In recent times, your stock portfolio has seen significant growth, thanks to what I like to call the “midterm miracle.” And now, let’s add some “gridlock gravy” to further enhance your gains. Last year, I made a bold prediction that stocks were on the verge of a major bull run. History has shown that the nine months leading up to midterm elections have consistently been the most profitable period for stocks since 1925. Despite being in the minority with this forecast, the prevailing sentiment was filled with doom and gloom surrounding inflation, rate hikes, and recession fears. So, what ultimately happened? We witnessed impressive gains in the S&P 500, surpassing the historical average for midterm elections and effectively ending the bear market of 2022.
Now, what lies ahead? While stocks typically continue to rise during the latter half of a president’s third year, the upward momentum may be less robust. However, historical data indicates that US stocks have been positive in 75% of these instances. The only negative full third year in any president’s term occurred in 1939 during the eruption of World War II. Additionally, there may be ongoing concerns about the situation in Ukraine and the potential exhaustion of resources, but such regional conflicts have never had a lasting impact on the stock market, unlike world wars.
Turning our attention back home, as the consensus shifts away from the possibility of a recession (a view I expressed when it was still a minority opinion), prepare for alarm bells regarding persistent inflation and the potential need for a more severe response from the Federal Reserve or even tax hikes. However, it’s important to note that inflation does not arise from excessive economic strength or government spending but rather from an excess of money creation. This issue has been addressed for some time now, resulting in decreasing levels of inflation.
Regarding the 2024 election, there is understandable fear surrounding both Biden and Trump. However, it’s worth remembering that in every election, there will always be a winner. Regardless of the outcome, we tend to look more favorably upon the eventual winner. Election jitters will eventually give way to a bullish environment. Additionally, over 83% of presidents’ fourth years have historically been positive, with an average return of 11.4%.
Now, let’s focus on the secret ingredient for success in the latter half of any presidential administration: gridlock. Following midterm elections, a period of legislative quiet ensues, whether it’s due to the president’s political opponents regaining control of Congress or a split between two parties. This leads to reduced uncertainty surrounding new and controversial laws that often create winners and losers. While political squabbling persists, substantial legislation tends to make little progress. This decline in political risk aversion enhances stock market performance. Furthermore, most presidents shy away from major legislation as they approach re-election, avoiding the possibility of alienating significant portions of the electorate. Unresolved issues are often used as fundraising tools and campaign promises. It’s politics 101. Consequently, after two years of substantial spending bills, this year will focus primarily on social and foreign policy discussions. Although topics like cluster munitions, NATO negotiations, student loan plans, and the SCOTUS may seem important and generate headlines, they are unlikely to significantly impact markets. Pundits may be alarmed, but the markets remain unperturbed.

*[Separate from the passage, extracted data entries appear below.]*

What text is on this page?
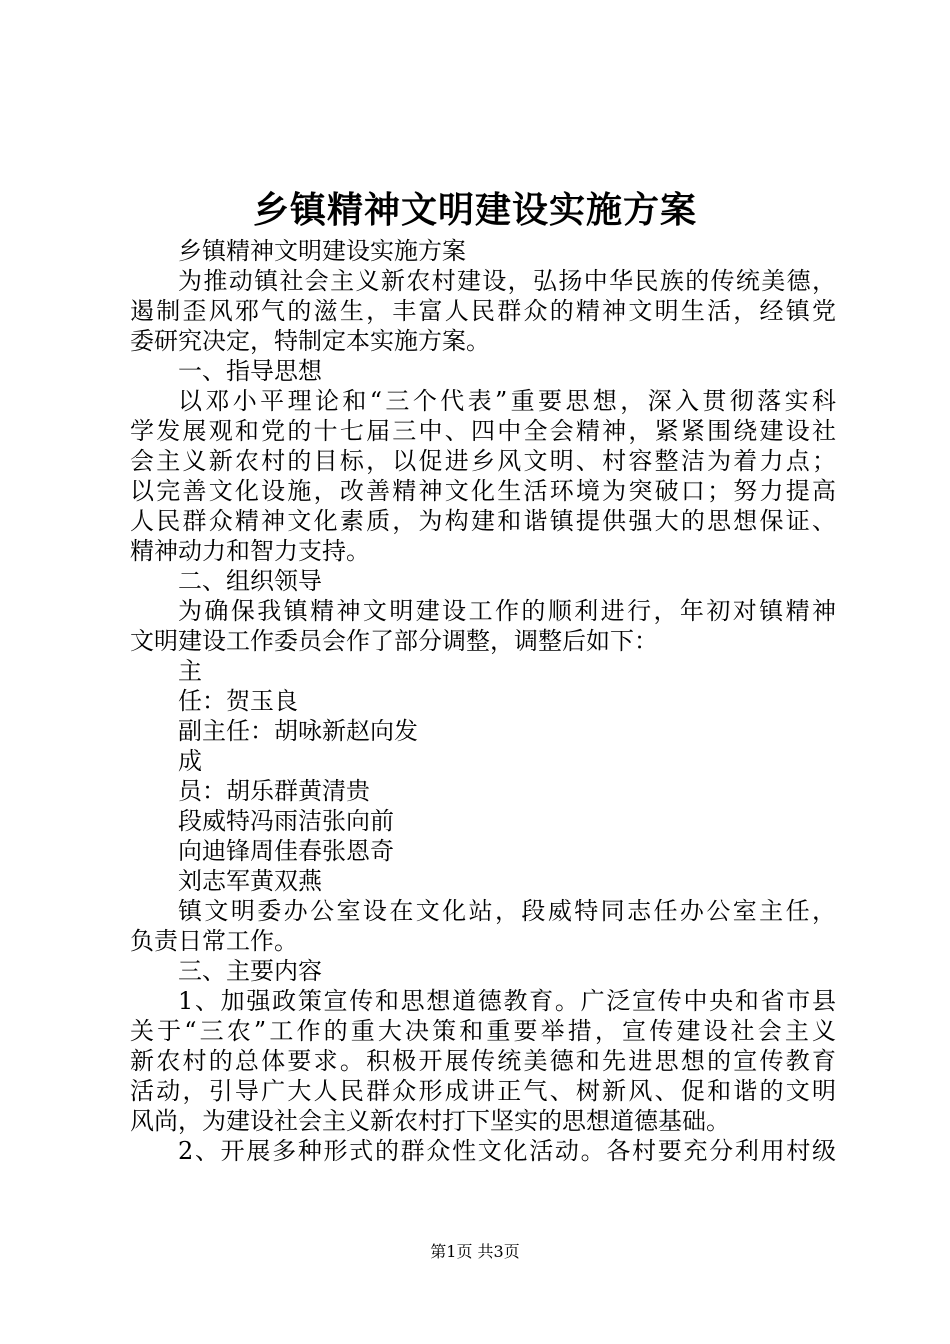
乡镇精神文明建设实施方案
乡镇精神文明建设实施方案
为推动镇社会主义新农村建设，弘扬中华民族的传统美德，
遏制歪风邪气的滋生，丰富人民群众的精神文明生活，经镇党
委研究决定，特制定本实施方案。
一、指导思想
以邓小平理论和“三个代表”重要思想，深入贯彻落实科
学发展观和党的十七届三中、四中全会精神，紧紧围绕建设社
会主义新农村的目标，以促进乡风文明、村容整洁为着力点；
以完善文化设施，改善精神文化生活环境为突破口；努力提高
人民群众精神文化素质，为构建和谐镇提供强大的思想保证、
精神动力和智力支持。
二、组织领导
为确保我镇精神文明建设工作的顺利进行，年初对镇精神
文明建设工作委员会作了部分调整，调整后如下：
主
任：贺玉良
副主任：胡咏新赵向发
成
员：胡乐群黄清贵
段威特冯雨洁张向前
向迪锋周佳春张恩奇
刘志军黄双燕
镇文明委办公室设在文化站，段威特同志任办公室主任，
负责日常工作。
三、主要内容
1、加强政策宣传和思想道德教育。广泛宣传中央和省市县
关于“三农”工作的重大决策和重要举措，宣传建设社会主义
新农村的总体要求。积极开展传统美德和先进思想的宣传教育
活动，引导广大人民群众形成讲正气、树新风、促和谐的文明
风尚，为建设社会主义新农村打下坚实的思想道德基础。
2、开展多种形式的群众性文化活动。各村要充分利用村级
第1页 共3页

Looking ahead to the 2024 Senate election, it appears to be tilted in favor of Republicans. The GOP currently only has two slightly vulnerable seats, while there is a possibility of flipping seats held by Democrats in West Virginia, Montana, and potentially Ohio. Democrats have five relatively vulnerable seats. Therefore, regardless of the outcome of the presidential election, it is highly likely that the GOP will secure control of the Senate. This will undoubtedly boost business sentiment as November approaches.
If political risk isn’t your primary concern, consider the state of commercial real estate. Factors such as remote work, interest rates, and excess capacity have created concerns about a potential bust in this sector. While it may be a worry on Main Street, it is unlikely to have a significant impact on the stock market. This story has been repeated too many times without a substantial outcome.
Old stories that we have become familiar with lose their influence on the market. This is a bet you can always count on. In fact, as recession fears diminish, businesses are becoming more optimistic. This suggests a shift away from the bounceback categories that have been favored since last fall, such as big high-quality growth names in the technology sector, towards more traditional industrial and economically sensitive names.
However, the proverbial wall of worry that bull markets climb will not disappear, and that’s a good thing. As inflation gradually subsides and slow growth defies recession fears, the gridlock will continue to contribute to a positive market environment well into 2024. So, take this knowledge and share it with your congressman, and be sure to reap the benefits.
About the author: Ken Fisher is the brilliant mind behind Fisher Investments, a renowned investment firm. He is a prolific author, with multiple New York Times bestselling books to his name, and he regularly contributes columns to publications worldwide.